The introduction of micro health insurance schemes is a recent development of the micro finance movement. Micro finance channels have already been utilized to provide life, funeral and crop insurance to low income populations. Micro health insurance extends that evolution further by offering affordable health services. It allows whole communities to pool the financial risks of illness and accident and improve their access to a higher standard of health care. However, low cost health insurance is a challenging arrangement, which relies on minimal administration and efficient inter-relationships with health care providers. AHN believes that the distribution of Anglican parishes and health facilities will offer a unique structure on which to base a successful scheme, which could potentially cover widespread populations.

The Boston Globe reports on a program started by Oxfam America to help farmers in an experimental program to ensure that Ethopian farmers won’t starve should the seasonal rains once again fail to materialize.

A quarter-century after famine killed one million Ethiopians and seared the world’s conscience, peasant farmers there are enduring an ever-faster barrage of droughts. Nearly 14 million people in Ethiopia are going hungry this year.

Those poor rains would not be fatal for American farmers, who have elaborate crop insurance programs to protect them in dry years. But such risk protection has been unthinkable in Ethiopia, one of the world’s poorest countries.

Now, however, thanks to the innovative work of Oxfam America, the Boston-based global development organization, the risks are no longer as severe for hundreds of farmers in Tigray Province in northern Ethiopia. If the rains fail and their crops wither, their losses will be covered. And they won’t starve.

Villagers have flocked to sign up for the trial farm insurance program since it was launched early this year. Funded by the Rockefeller Foundation and Swiss Re, one of the world’s largest insurance companies, Oxfam America has made drought insurance available for the first time to about 200 households, 38 percent of them headed by women.

The success of the pilot initiative prompted Oxfam America and Swiss Re to commit last month to sharply expand the project, from just one village to five more, with a new Rockefeller grant of $565,000.

The health insurance pilot project will be tried first in the Diocese of Dar es Salaam, Tanzania, in partnership with MicroEnsure, a U.K.-based micro-insurance program. Micro Ensure describes themselves on their web-site in this way:

We reach out to large numbers of the poor with low-cost insurance products designed to match their needs. At the same time, we negotiate with insurance companies on behalf of our clients to keep premiums to a minimum. Our aim is to achieve sustainability for insurance companies, product distributors, and clients.

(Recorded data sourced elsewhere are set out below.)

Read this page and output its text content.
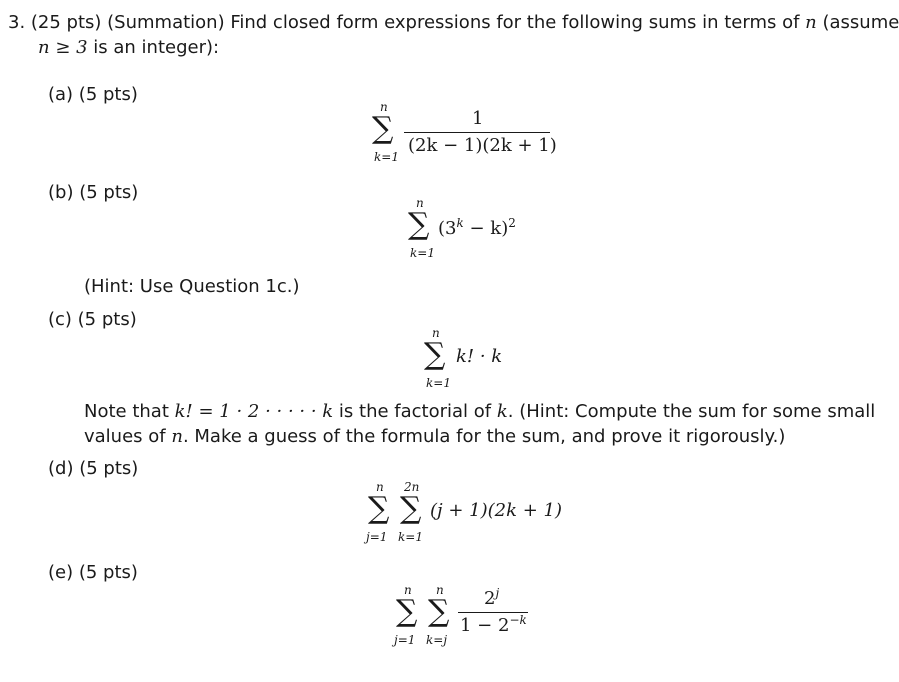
3. (25 pts) (Summation) Find closed form expressions for the following sums in terms of n (assume
n ≥ 3 is an integer):
(a) (5 pts)
n
∑
k=1
1
(2k − 1)(2k + 1)
(b) (5 pts)	n
∑
k=1
$(3^k - k)^2$
(Hint: Use Question 1c.)
(c) (5 pts)
n
∑
k=1
k! · k
Note that k! = 1 · 2 · · · · · k is the factorial of k. (Hint: Compute the sum for some small
values of n. Make a guess of the formula for the sum, and prove it rigorously.)
(d) (5 pts)
n
∑
j=1
2n
∑
k=1
(j + 1)(2k + 1)
(e) (5 pts)
n
∑
j=1
n
∑
k=j
2$^j$
$1 - 2^{-k}$
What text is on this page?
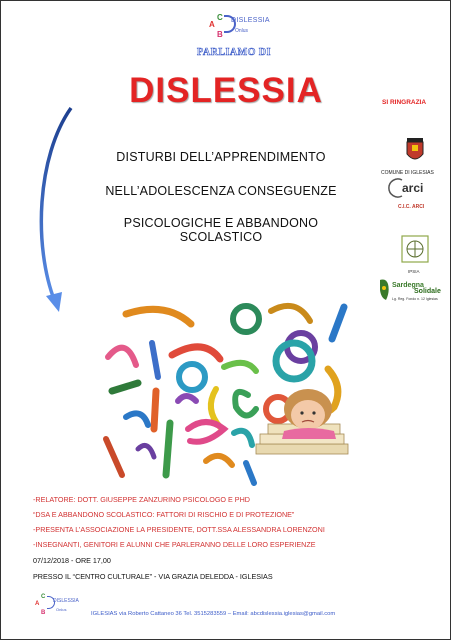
C
A
B
DISLESSIA
Onlus
PARLIAMO DI
DISLESSIA
DISTURBI DELL’APPRENDIMENTO
NELL’ADOLESCENZA CONSEGUENZE
PSICOLOGICHE E ABBANDONO SCOLASTICO
SI RINGRAZIA
COMUNE DI IGLESIAS
arci
C.I.C. ARCI
IPSIA
Sardegna
Solidale
Lg. Reg. Fondo n. 12 Iglesias
-RELATORE: DOTT. GIUSEPPE ZANZURINO PSICOLOGO E PHD
“DSA E ABBANDONO SCOLASTICO: FATTORI DI RISCHIO E DI PROTEZIONE”
-PRESENTA L’ASSOCIAZIONE LA PRESIDENTE, DOTT.SSA ALESSANDRA LORENZONI
-INSEGNANTI, GENITORI E ALUNNI CHE PARLERANNO DELLE LORO ESPERIENZE
07/12/2018 - ORE 17,00
PRESSO IL “CENTRO CULTURALE” - VIA GRAZIA DELEDDA - IGLESIAS
C
A
B
DISLESSIA
Onlus
IGLESIAS via Roberto Cattaneo 36 Tel. 3515283559 – Email: abcdislessia.iglesias@gmail.com
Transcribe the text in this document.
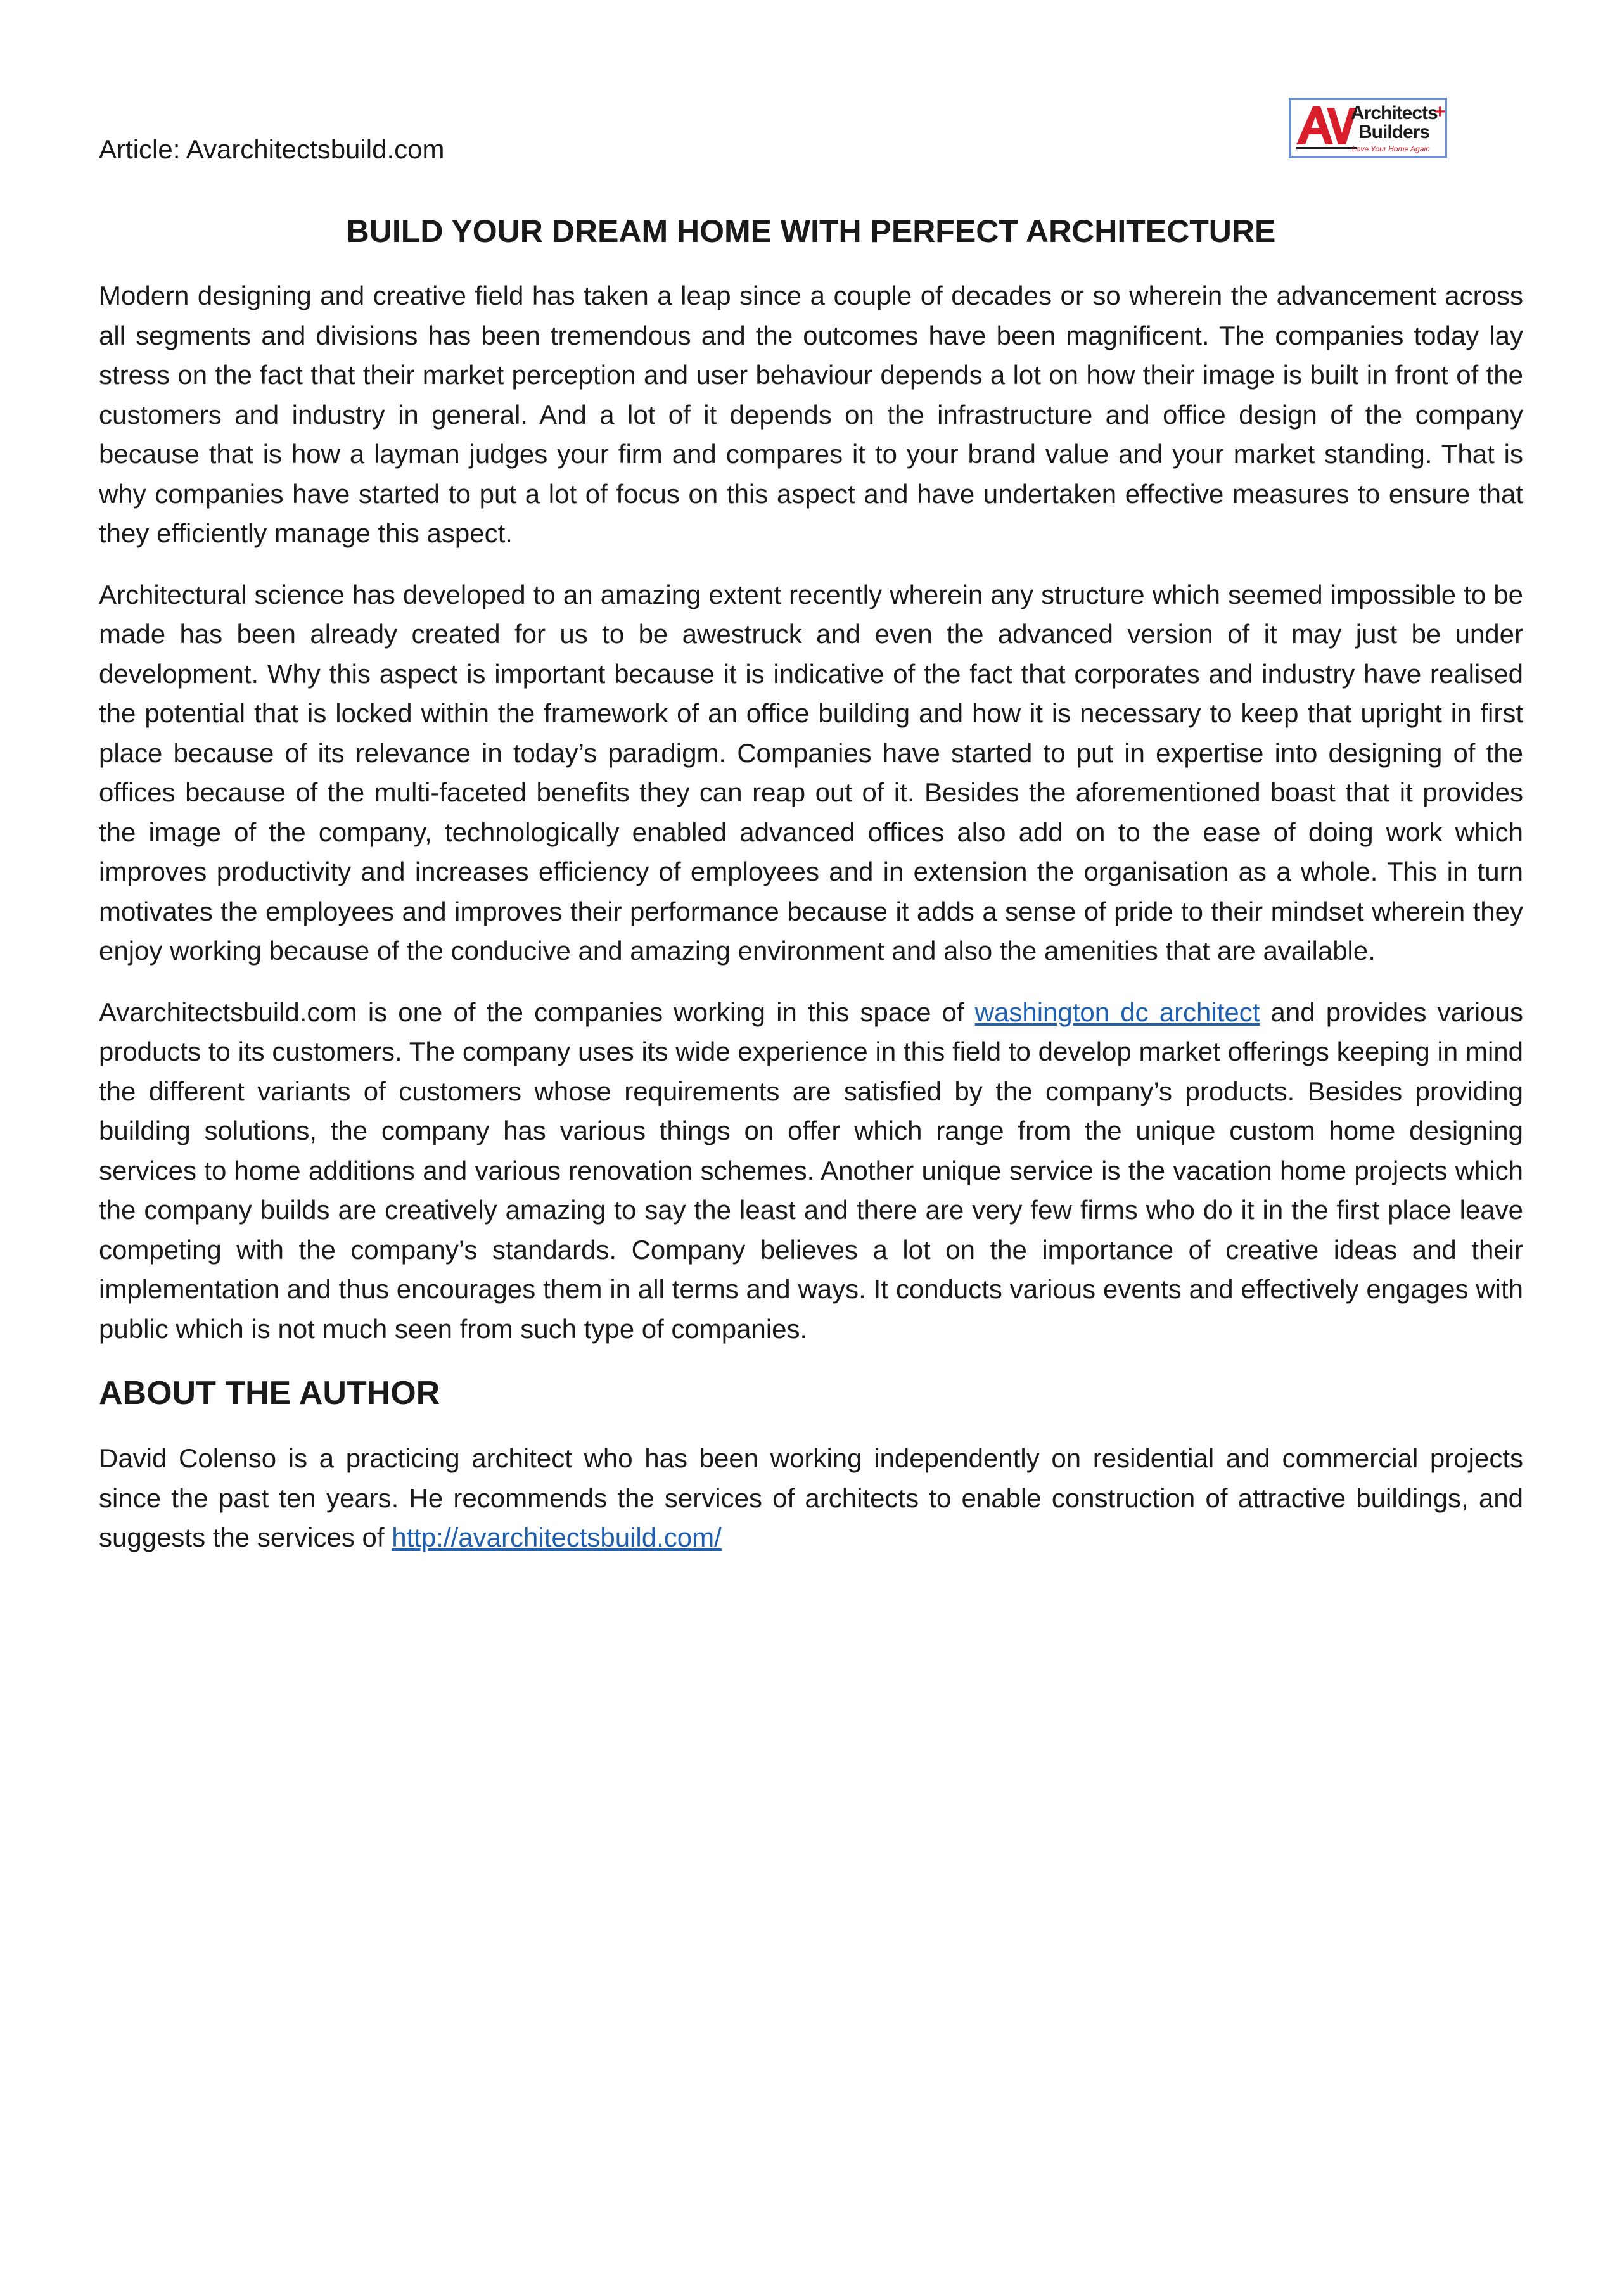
Article: Avarchitectsbuild.com
Architects
+
Builders
Love Your Home Again
BUILD YOUR DREAM HOME WITH PERFECT ARCHITECTURE

Modern designing and creative field has taken a leap since a couple of decades or so wherein the advancement across all segments and divisions has been tremendous and the outcomes have been magnificent. The companies today lay stress on the fact that their market perception and user behaviour depends a lot on how their image is built in front of the customers and industry in general. And a lot of it depends on the infrastructure and office design of the company because that is how a layman judges your firm and compares it to your brand value and your market standing. That is why companies have started to put a lot of focus on this aspect and have undertaken effective measures to ensure that they efficiently manage this aspect.

Architectural science has developed to an amazing extent recently wherein any structure which seemed impossible to be made has been already created for us to be awestruck and even the advanced version of it may just be under development. Why this aspect is important because it is indicative of the fact that corporates and industry have realised the potential that is locked within the framework of an office building and how it is necessary to keep that upright in first place because of its relevance in today’s paradigm. Companies have started to put in expertise into designing of the offices because of the multi-faceted benefits they can reap out of it. Besides the aforementioned boast that it provides the image of the company, technologically enabled advanced offices also add on to the ease of doing work which improves productivity and increases efficiency of employees and in extension the organisation as a whole. This in turn motivates the employees and improves their performance because it adds a sense of pride to their mindset wherein they enjoy working because of the conducive and amazing environment and also the amenities that are available.

Avarchitectsbuild.com is one of the companies working in this space of washington dc architect and provides various products to its customers. The company uses its wide experience in this field to develop market offerings keeping in mind the different variants of customers whose requirements are satisfied by the company’s products. Besides providing building solutions, the company has various things on offer which range from the unique custom home designing services to home additions and various renovation schemes. Another unique service is the vacation home projects which the company builds are creatively amazing to say the least and there are very few firms who do it in the first place leave competing with the company’s standards. Company believes a lot on the importance of creative ideas and their implementation and thus encourages them in all terms and ways. It conducts various events and effectively engages with public which is not much seen from such type of companies.

ABOUT THE AUTHOR

David Colenso is a practicing architect who has been working independently on residential and commercial projects since the past ten years. He recommends the services of architects to enable construction of attractive buildings, and suggests the services of http://avarchitectsbuild.com/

In order to distribute our products effectively, we seek to work in partnership with organizations that are currently serving the poor such as microfinance organizations, rural banks and SACCO’s, as well as humanitarian organizations that are providing non-financial services. In addition, we serve other social aggregators including trade unions, professional associations, and faith-based networks

ENS says that Dar es Salaam also has a range of public, and private health care providers, a supportive regulatory structure for non-profit health insurance and the strong support of the Anglican Church in Tanzania.